In this example, we examine whether we can model in Sterling the same addition of effects to evaluation without modifying rules. We do this by threading around a context to which we may add new types of elements for new effects, such as an environment for a language including variables. Our language is based on the one in the MSOS paper. However, in the interests of examining different types of additions, we pare the host language back farther than in the paper, moving Booleans and constant declarations into extensions.

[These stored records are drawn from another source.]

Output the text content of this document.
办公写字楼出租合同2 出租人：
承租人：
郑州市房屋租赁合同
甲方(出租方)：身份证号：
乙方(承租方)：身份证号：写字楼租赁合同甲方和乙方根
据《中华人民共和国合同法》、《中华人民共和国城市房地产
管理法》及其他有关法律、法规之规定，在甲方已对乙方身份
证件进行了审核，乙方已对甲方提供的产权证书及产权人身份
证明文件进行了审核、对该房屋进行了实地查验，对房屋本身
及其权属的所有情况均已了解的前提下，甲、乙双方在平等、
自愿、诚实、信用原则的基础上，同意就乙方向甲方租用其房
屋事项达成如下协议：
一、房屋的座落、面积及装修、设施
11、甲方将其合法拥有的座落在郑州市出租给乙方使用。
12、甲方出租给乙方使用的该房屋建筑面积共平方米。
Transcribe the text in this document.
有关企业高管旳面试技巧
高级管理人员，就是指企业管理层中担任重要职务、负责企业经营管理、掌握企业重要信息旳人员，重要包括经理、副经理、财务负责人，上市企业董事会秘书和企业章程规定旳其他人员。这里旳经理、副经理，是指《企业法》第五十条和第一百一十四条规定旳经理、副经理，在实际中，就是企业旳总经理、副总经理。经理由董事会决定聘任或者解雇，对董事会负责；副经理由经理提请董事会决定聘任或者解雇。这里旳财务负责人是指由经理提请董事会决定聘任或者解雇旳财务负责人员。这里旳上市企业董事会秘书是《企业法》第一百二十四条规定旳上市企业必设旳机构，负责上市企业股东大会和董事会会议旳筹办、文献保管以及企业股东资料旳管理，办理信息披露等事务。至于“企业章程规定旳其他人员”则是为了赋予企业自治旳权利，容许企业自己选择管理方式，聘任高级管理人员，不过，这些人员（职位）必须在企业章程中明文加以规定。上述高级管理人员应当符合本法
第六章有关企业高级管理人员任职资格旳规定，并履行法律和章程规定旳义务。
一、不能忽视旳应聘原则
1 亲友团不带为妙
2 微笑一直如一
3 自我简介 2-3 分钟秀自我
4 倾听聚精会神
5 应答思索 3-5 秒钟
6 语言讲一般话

There are some parts of MSOS extensibility we cannot mimic. Because its modularity is focused on adding effects to existing evaluation relations, not on adding new syntax or semantic relations, it allows extensions to write new rules for evaluating existing constructs. In the paper language, this is used for adding errors in evaluation as a modular effect, defining error evaluation as part of an extension for host-language-introduced arithmetic expressions. Because of Sterling's focus on adding new syntax and semantic relations in extensions and ensuring the composed semantics are reasonable, we do not allow the introduction of such rules and thus cannot completely model MSOS.